I am using custom audio data for model training. The time-series data is between ~-1.5 and ~+1.5 with the mean being around 0. The model I am using consists of Conv1d layers with ReLU activation. After the ReLU, I am left with only positive side of the signal. Is this OK? Or should the input signal be normalized in a way that it consists of only positive values? I feel like I am losing half of the information now.
The Rectified Linear Activation function (aka ReLU), like most activation functions, sets a cut off to reset model thru-data to zero that falls below a certain threshold. Think of it as a way for a model to make clear cut decisions, based on dynamic variables.
However, it probably is not ideal to place an activation prior to a learnable layer as you will lose certain information that may be needed by the model.
So does that mean that the input data should be shifted to include only positive values or not? I understand what ReLU does (thanks for the explanation, anyways!), but I am not sure if this means that the input data should be positive-only by default.
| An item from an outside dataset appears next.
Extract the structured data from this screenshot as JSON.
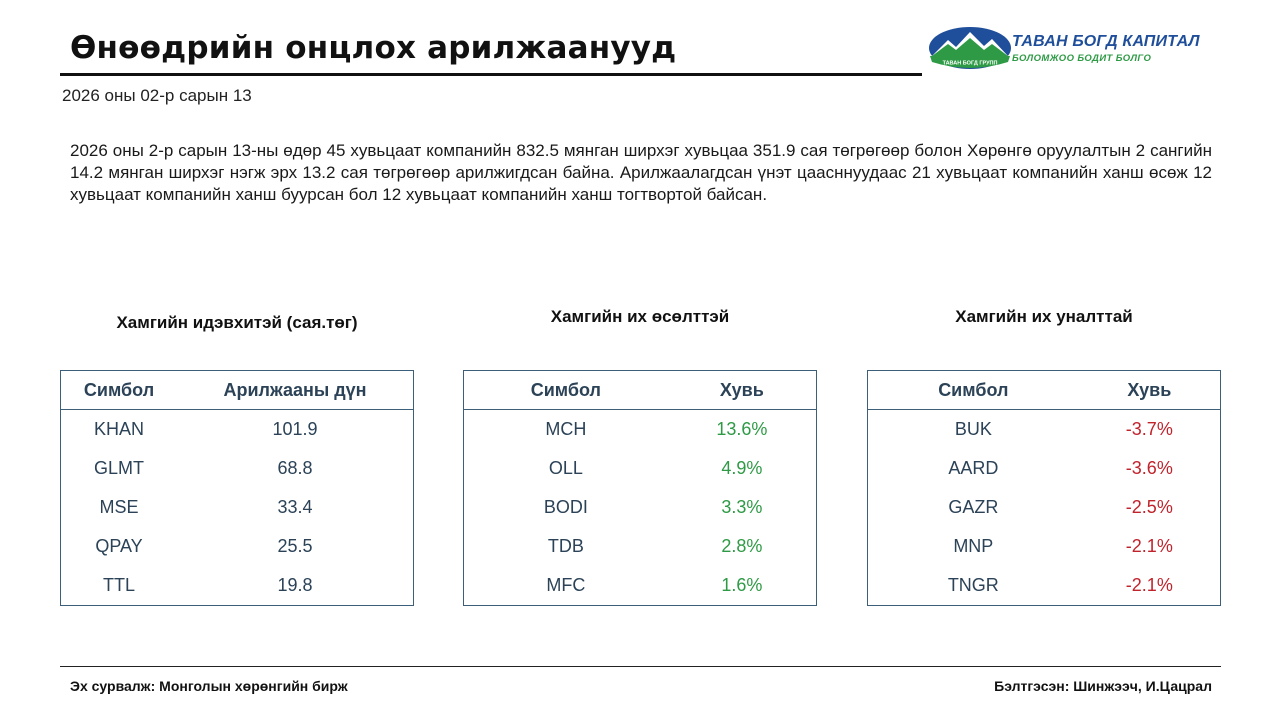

Previously, I was working with images (and ReLU), where this question was not relevant as all pixel values are positive anyways.
Whether you normalize the values between -1 to 1 or between 0 and 1 makes no difference, because of the nature of a convolution operation(plus a possible bias).
For a really simple example, suppose we have a sequence with the following values
[-1.0, -1.0, 1.0] and the Conv1d kernel at channel 0 is
[-1.0, -1.0, -1.0]. Multiply those elementwise and sum and you get
[1.0]. Now suppose the kernel at channel 1 is
[1.0, 1.0, 1.0]. The same operation gives
[-1.0]. So before any activation, an appropriately trained kernel will decide whether that information is important to pass along or not, for that given channel. However, another channel might pass that information along as it may be trained to identify a different feature. But even if you had a sequence between 0 and 1, the kernel can have negative elements and change the output to be outside of that range.
So, as long as your activation is after a learnable layer(s), then it should be fine with either initial normalization, and as long as you stay consistent.
I see, thanks for the insight! I am using activation as a part of a convblock sequence: Conv1d, BatchNorm1d, ReLU, which is very standard I believe, so the order is fine. Do you maybe know if there’s a list of what filters are used in Conv1d? Or are they just random? Could not find anything online.
The filters are a learnable component. That’s why it doesn’t matter if numbers out of the activation layer are positive, because the next filter can make them negative again, if necessary.